Question

Determine which pairs of vectors in Exercises \(15 - 18\) are orthogonal.

16. \({\bf{u}} = \left( {\begin{aligned}{12}\\3\\{ - 5}\end{aligned}} \right),\,\,{\bf{v}} = \left( {\begin{aligned}{2}\\{ - 3}\\3\end{aligned}} \right)\)

Short answer

The vectors \({\bf{u}}{\rm{ and }}{\bf{v}}\) are orthogonal to each other.

Step-by-step solution

Definition of orthogonal vectors

The two vectors \({\bf{u}}{\rm{ and }}{\bf{v}}\) are Orthogonal if \({\bf{u}} \cdot {\bf{v}} = 0\).
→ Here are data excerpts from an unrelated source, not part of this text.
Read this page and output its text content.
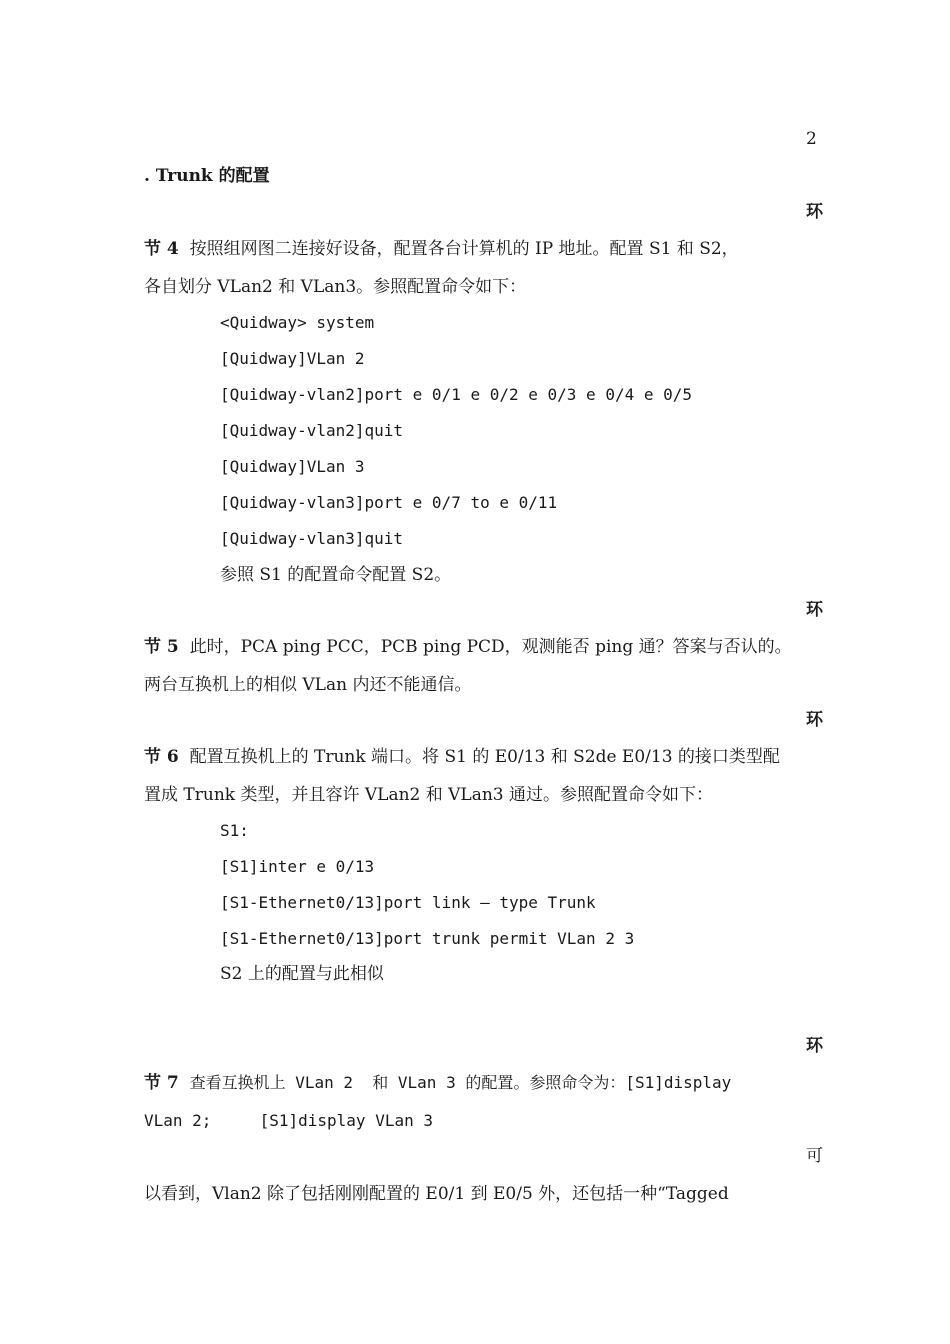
2
. Trunk 的配置
环
节 4 按照组网图二连接好设备，配置各台计算机的 IP 地址。配置 S1 和 S2，
各自划分 VLan2 和 VLan3。参照配置命令如下：
<Quidway> system
[Quidway]VLan 2
[Quidway-vlan2]port e 0/1 e 0/2 e 0/3 e 0/4 e 0/5
[Quidway-vlan2]quit
[Quidway]VLan 3
[Quidway-vlan3]port e 0/7 to e 0/11
[Quidway-vlan3]quit
参照 S1 的配置命令配置 S2。
环
节 5 此时，PCA ping PCC，PCB ping PCD，观测能否 ping 通？答案与否认的。
两台互换机上的相似 VLan 内还不能通信。
环
节 6 配置互换机上的 Trunk 端口。将 S1 的 E0/13 和 S2de E0/13 的接口类型配
置成 Trunk 类型，并且容许 VLan2 和 VLan3 通过。参照配置命令如下：
S1:
[S1]inter e 0/13
[S1-Ethernet0/13]port link – type Trunk
[S1-Ethernet0/13]port trunk permit VLan 2 3
S2 上的配置与此相似
环
节 7 查看互换机上 VLan 2  和 VLan 3 的配置。参照命令为：[S1]display
VLan 2;     [S1]display VLan 3
可
以看到，Vlan2 除了包括刚刚配置的 E0/1 到 E0/5 外，还包括一种“Tagged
Checking Orthogonality for given vectors.

The given vectors are:

\({\bf{u}} = \left( {\begin{aligned}{*{20}{r}}{12}\\3\\{ - 5}\end{aligned}} \right),\,\,{\bf{v}} = \left( {\begin{aligned}{*{20}{r}}2\\{ - 3}\\3\end{aligned}} \right)\)

On having dot products, we get:

\(\begin{aligned}{c}{\bf{u}} \cdot {\bf{v}} &= \left( {\begin{aligned}{*{20}{r}}{12}\\3\\{ - 5}\end{aligned}} \right).\left( {\begin{aligned}{*{20}{r}}2\\{ - 3}\\3\end{aligned}} \right)\\ &= \left( {12} \right)\left( 2 \right) + \left( 3 \right)\left( { - 3} \right) + \left( { - 5} \right)\left( 3 \right)\\ &= 24 - 9 - 15\\ &= 0\end{aligned}\)

Since \({\bf{u}} \cdot {\bf{v}} = 0\).

Hence, the vectors \({\bf{u}}{\rm{ and }}{\bf{v}}\) are orthogonal to each other.